A Rome déjà, un avocat gagnait cent fois moins d'argent qu'un sportif

Aya Cissoko

Publié le 08/02/2012 à 10h33

Non, le sport-spectacle n'est pas né dans les années 60. Ni après. Mais bien avant, dans la Rome antique. Jean-Paul Thuillier, spécialiste du sport antique, explique que tous les ingrédients étaient déjà là sous l'Empire romain : l'argent, les stars, les produits dérivés et les spectateurs par dizaines de milliers.

Rue89 : Pourquoi peut-on parler de sport-spectacle à l'époque romaine ?

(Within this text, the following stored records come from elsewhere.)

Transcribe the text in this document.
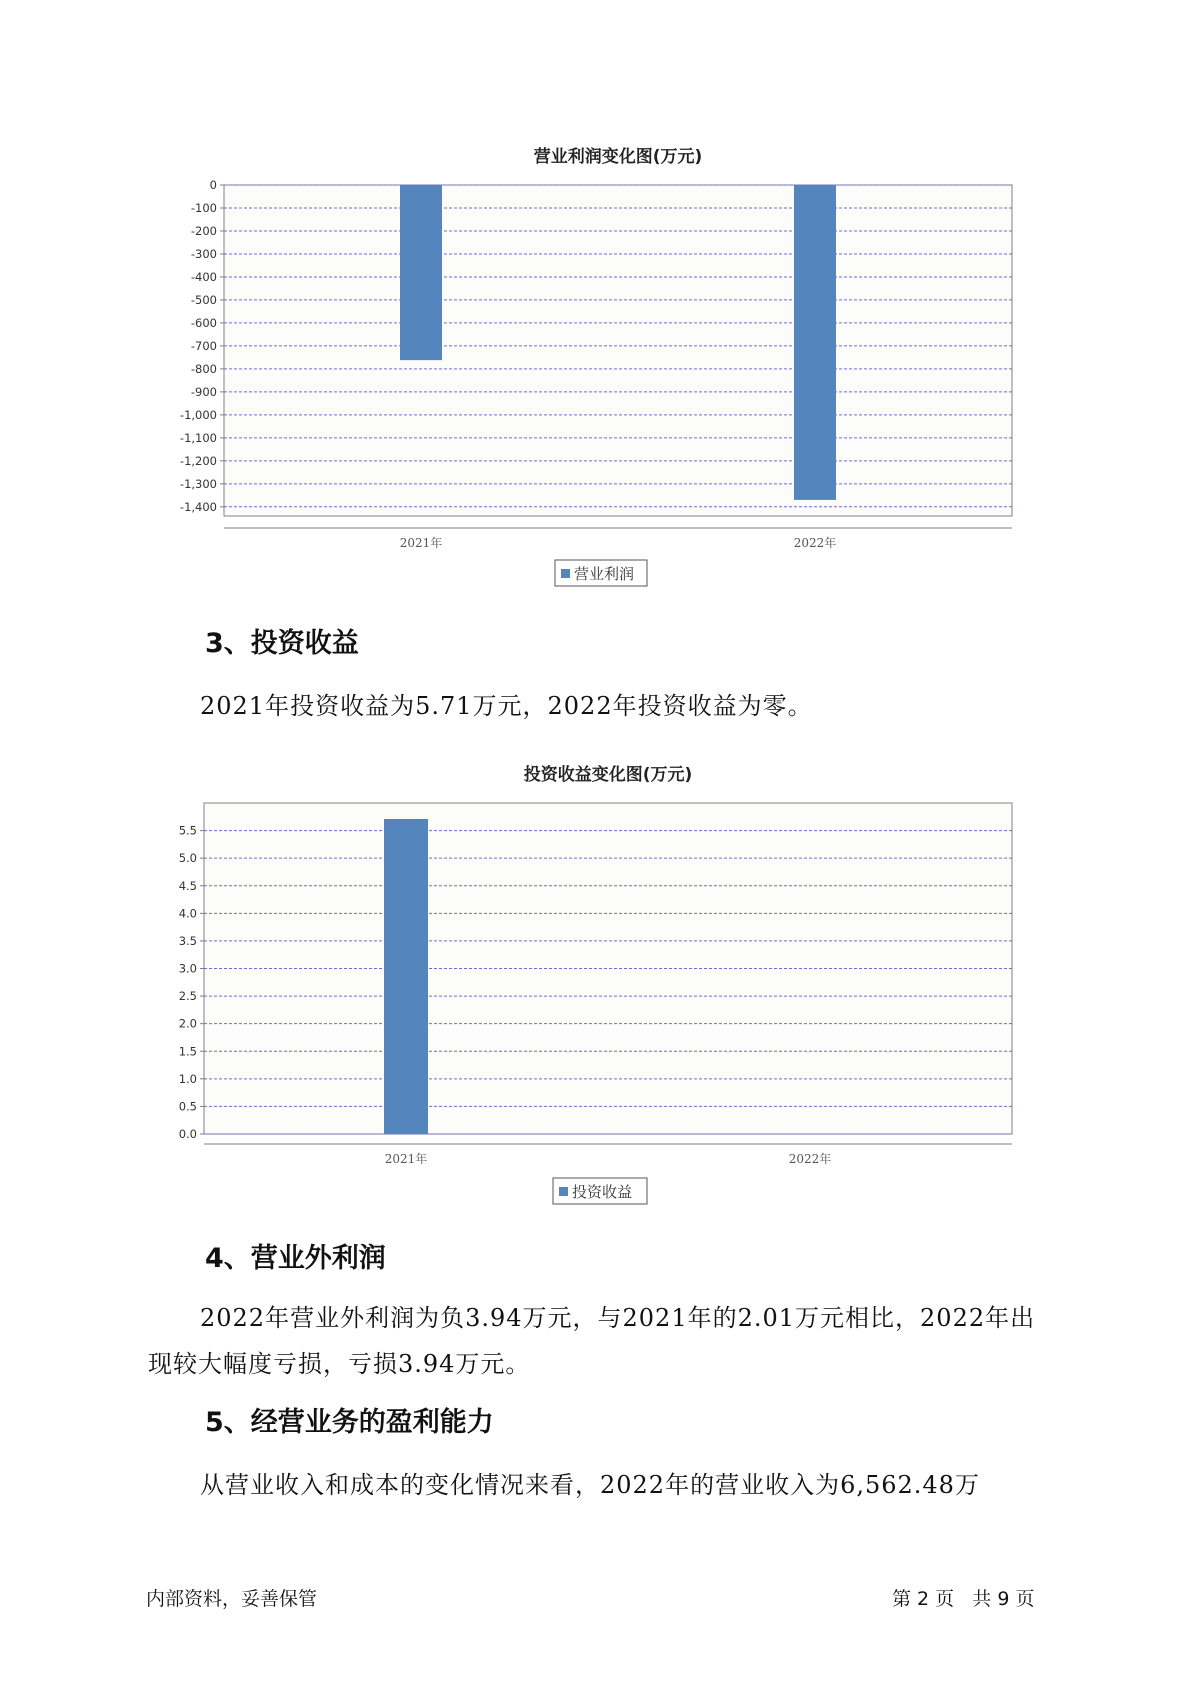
营业利润变化图(万元)
0
-100
-200
-300
-400
-500
-600
-700
-800
-900
-1,000
-1,100
-1,200
-1,300
-1,400
2021年	2022年
营业利润
3、投资收益

2021年投资收益为5.71万元，2022年投资收益为零。

投资收益变化图(万元)
0.0
0.5
1.0
1.5
2.0
2.5
3.0
3.5
4.0
4.5
5.0
5.5
2021年	2022年
投资收益
4、营业外利润

2022年营业外利润为负3.94万元，与2021年的2.01万元相比，2022年出现较大幅度亏损，亏损3.94万元。

5、经营业务的盈利能力

从营业收入和成本的变化情况来看，2022年的营业收入为6,562.48万

内部资料，妥善保管	第 2 页   共 9 页
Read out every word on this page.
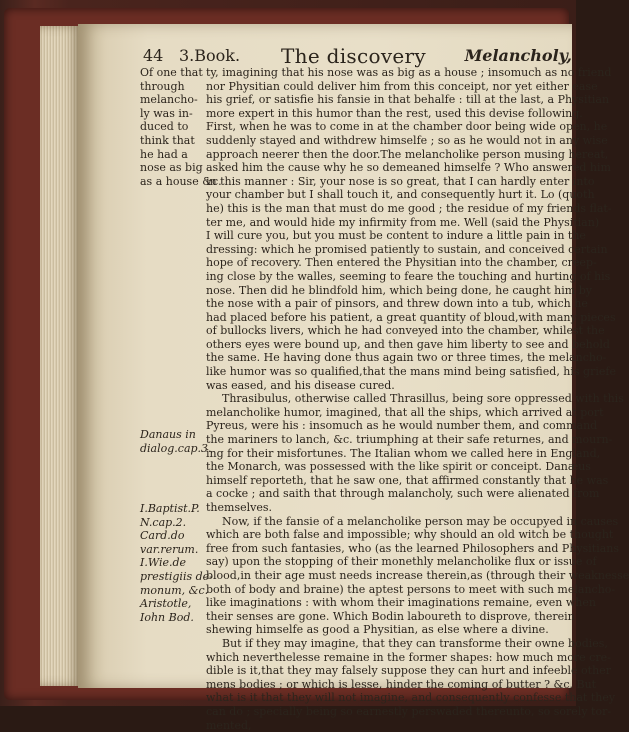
44 3.Book. The discovery Melancholy,
Of one that
through
melancho-
ly was in-
duced to
think that
he had a
nose as big
as a house &c.
Danaus in
dialog.cap.3.
I.Baptist.P.
N.cap.2.
Card.do
var.rerum.
I.Wie.de
prestigiis de-
monum, &c.
Aristotle,
Iohn Bod.
ty, imagining that his nose was as big as a house ; insomuch as no friend
nor Physitian could deliver him from this conceipt, nor yet either ease
his grief, or satisfie his fansie in that behalfe : till at the last, a Physitian
more expert in this humor than the rest, used this devise following.
First, when he was to come in at the chamber door being wide open, he
suddenly stayed and withdrew himselfe ; so as he would not in any wise
approach neerer then the door.The melancholike person musing hereat,
asked him the cause why he so demeaned himselfe ? Who answered him
in this manner : Sir, your nose is so great, that I can hardly enter into
your chamber but I shall touch it, and consequently hurt it. Lo (quoth
he) this is the man that must do me good ; the residue of my friends flat-
ter me, and would hide my infirmity from me. Well (said the Physitian)
I will cure you, but you must be content to indure a little pain in the
dressing: which he promised patiently to sustain, and conceived certain
hope of recovery. Then entered the Physitian into the chamber, creep-
ing close by the walles, seeming to feare the touching and hurting of his
nose. Then did he blindfold him, which being done, he caught him by
the nose with a pair of pinsors, and threw down into a tub, which he
had placed before his patient, a great quantity of bloud,with many pieces
of bullocks livers, which he had conveyed into the chamber, whilest the
others eyes were bound up, and then gave him liberty to see and behold
the same. He having done thus again two or three times, the melancho-
like humor was so qualified,that the mans mind being satisfied, his griefe
was eased, and his disease cured.
Thrasibulus, otherwise called Thrasillus, being sore oppressed with this
melancholike humor, imagined, that all the ships, which arrived at port
Pyreus, were his : insomuch as he would number them, and command
the mariners to lanch, &c. triumphing at their safe returnes, and mourn-
ing for their misfortunes. The Italian whom we called here in England,
the Monarch, was possessed with the like spirit or conceipt. Danæus
himself reporteth, that he saw one, that affirmed constantly that he was
a cocke ; and saith that through malancholy, such were alienated from
themselves.
Now, if the fansie of a melancholike person may be occupyed in causes
which are both false and impossible; why should an old witch be thought
free from such fantasies, who (as the learned Philosophers and Physitians
say) upon the stopping of their monethly melancholike flux or issue of
blood,in their age must needs increase therein,as (through their weaknesse
both of body and braine) the aptest persons to meet with such melancho-
like imaginations : with whom their imaginations remaine, even when
their senses are gone. Which Bodin laboureth to disprove, therein
shewing himselfe as good a Physitian, as else where a divine.
But if they may imagine, that they can transforme their owne bodies,
which neverthelesse remaine in the former shapes: how much more cre-
dible is it,that they may falsely suppose they can hurt and infeeble other
mens bodies ; or which is lesse, hinder the coming of butter ? &c. But
what is it that they will not imagine, and consequently confesse that they
can do ; specially being so earnestly perswaded thereunto, so sorely tor-
mented,
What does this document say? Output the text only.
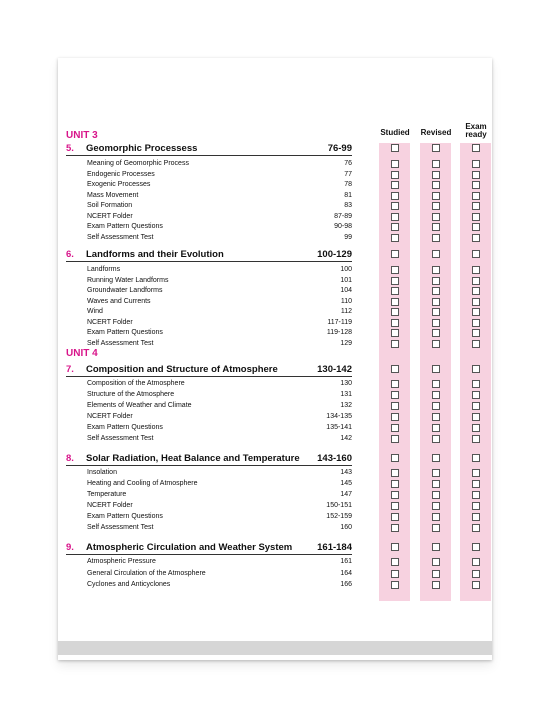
Studied	Revised
Exam ready
UNIT 3
UNIT 4
5. Geomorphic Processess	76-99
Meaning of Geomorphic Process	76
Endogenic Processes	77
Exogenic Processes	78
Mass Movement	81
Soil Formation	83
NCERT Folder	87-89
Exam Pattern Questions	90-98
Self Assessment Test	99
6. Landforms and their Evolution	100-129
Landforms	100
Running Water Landforms	101
Groundwater Landforms	104
Waves and Currents	110
Wind	112
NCERT Folder	117-119
Exam Pattern Questions	119-128
Self Assessment Test	129
7. Composition and Structure of Atmosphere	130-142
Composition of the Atmosphere	130
Structure of the Atmosphere	131
Elements of Weather and Climate	132
NCERT Folder	134-135
Exam Pattern Questions	135-141
Self Assessment Test	142
8. Solar Radiation, Heat Balance and Temperature 143-160
Insolation	143
Heating and Cooling of Atmosphere	145
Temperature	147
NCERT Folder	150-151
Exam Pattern Questions	152-159
Self Assessment Test	160
9. Atmospheric Circulation and Weather System	161-184
Atmospheric Pressure	161
General Circulation of the Atmosphere	164
Cyclones and Anticyclones	166
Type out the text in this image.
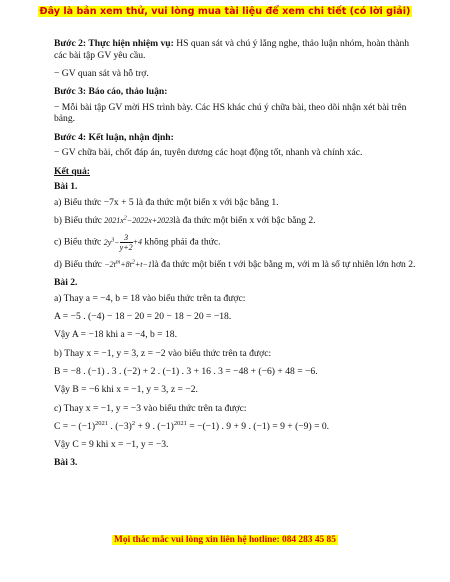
Đây là bản xem thử, vui lòng mua tài liệu để xem chi tiết (có lời giải)

Bước 2: Thực hiện nhiệm vụ: HS quan sát và chú ý lắng nghe, thảo luận nhóm, hoàn thành các bài tập GV yêu cầu.

− GV quan sát và hỗ trợ.

Bước 3: Báo cáo, thảo luận:

− Mỗi bài tập GV mời HS trình bày. Các HS khác chú ý chữa bài, theo dõi nhận xét bài trên bảng.

Bước 4: Kết luận, nhận định:

− GV chữa bài, chốt đáp án, tuyên dương các hoạt động tốt, nhanh và chính xác.

Kết quả:

Bài 1.

a) Biểu thức −7x + 5 là đa thức một biến x với bậc bằng 1.

b) Biểu thức $2021x^2-2022x+2023là$ đa thức một biến x với bậc bằng 2.

c) Biểu thức $2y^3- \frac{3}{y+2} +4$ không phải đa thức.

d) Biểu thức $-2t^m+8t^2+t-1là$ đa thức một biến t với bậc bằng m, với m là số tự nhiên lớn hơn 2.

Bài 2.

a) Thay a = −4, b = 18 vào biểu thức trên ta được:

A = −5 . (−4) − 18 − 20 = 20 − 18 − 20 = −18.

Vậy A = −18 khi a = −4, b = 18.

b) Thay x = −1, y = 3, z = −2 vào biểu thức trên ta được:

B = −8 . (−1) . 3 . (−2) + 2 . (−1) . 3 + 16 . 3 = −48 + (−6) + 48 = −6.

Vậy B = −6 khi x = −1, y = 3, z = −2.

c) Thay x = −1, y = −3 vào biểu thức trên ta được:

C = − $(-1)^{2021}$ . $(-3)^2 + 9$ . $(-1)^{2021} = -(-1)$ . 9 + 9 . (−1) = 9 + (−9) = 0.

Vậy C = 9 khi x = −1, y = −3.

Bài 3.

Mọi thắc mắc vui lòng xin liên hệ hotline: 084 283 45 85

Jean-Paul Thuillier : Le sport dans la Rome antique avait toutes les caractéristiques du sport spectacle contemporain. Y compris ce que nous considérons être des dérives. On peut comparer les courses de chars au football d'aujourd'hui car elles suscitaient un engouement planétaire. L'Empire romain s'étendait de la Lusitanie (l'actuel Portugal) à l'Asie mineure (l'actuelle Turquie), et de l'Angleterre à l'Afrique du Nord (Carthage), soit une grande partie du monde habité. Ce sport a certainement contribué à diffuser la civilisation de Rome dans la majorité des provinces.

Les courses de chars drainaient sur tout ce territoire un nombre considérable de spectateurs, ce qui s'explique aussi par la centralisation du pouvoir qui se traduit par une homogénéisation de la culture sportive. On est déjà à cette époque dans le sport de masse, le spectacle de masse. D'ailleurs, dans certains textes latins, on peut lire : « Tout Rome est au cirque ». Durant les courses, la ville se vidait de ses habitants, ce qui faisait le bonheur des voleurs.

« 150 000 personnes dans le grand cirque de Rome »

De même que le sport-spectacle a ses stades, les Romains avaient leurs cirques…

De très grands cirques. Le grand cirque de Rome (Circus Maximus) pouvait accueillir jusqu'à 150 000 personnes, près du double du Stade de France. On trouvait des cirques dans toutes les grandes mégalopoles de l'Empire comme Rome, Lyon ou Carthage. Mais aussi dans des villes comme Tarragone, Mérida, Vienne ou Arles. Il faudra attendre notre époque pour voir sortir de terre des infrastructures comparables.

Comment le monde du sport était-il organisé ?

Tous les ressorts du sport professionnel contemporain existent déjà. Il y avait des clubs que l'on appelait des factions. Ils sont l'équivalent de nos grands clubs professionnels de football. Il y en avait quatre à Rome. Les factions se distinguaient par leur couleur : les bleus, les rouges, les blancs, les verts.

Ces organisations étaient très structurées. Elles possédaient un personnel considérable : cavaliers, cochers, entraîneurs, médecins, vétérinaires, bourreliers, comptables. Les factions manipulaient des sommes d'argent énormes, ce que les intellectuels de l'époque comme Martial ou Juvénal dénonçaient. Ces équipes avaient chacune leur club de supporter. On criait « Allez les verts ! » dans les gradins du cirque. On a retrouvé une tombe de supporter à Rome dont l'épitaphe donnait un nom accompagné de la seule phrase :

« Il a été partisan des bleus. »

Pouvait-on devenir une star en faisant des courses de chars ?

Tout comme les footballeurs aujourd'hui, les cochers et leur monture étaient des superstars. Ils gagnaient des sommes considérables, ce qui suscitait l'indignation d'autres professions. Un avocat gagnait cent fois moins d'argent qu'un grand cocher.

Ces professionnels faisaient l'objet de transferts fréquents. Il n'était pas rare de voir un de ces cochers passer d'une faction à une autre. L'image et le nom de ces demi-dieux se retrouvaient partout dans l'Empire grâce à la fabrication de produits dérivés distribués par les factions : sur des mosaïques, des verres moulés, des bagues, des médaillons de lampes, des tapis, des manches de couteau, etc…

Les cochers avaient une carrière très élaborée. Ils débutaient dans des courses jugées inférieures avant d'accéder à l'élite. Ils commençaient par des chars attelés à deux chevaux (des biges), avant d'accéder, pour les meilleurs d'entre eux, aux courses de quadriges, des chars attelés à quatre chevaux.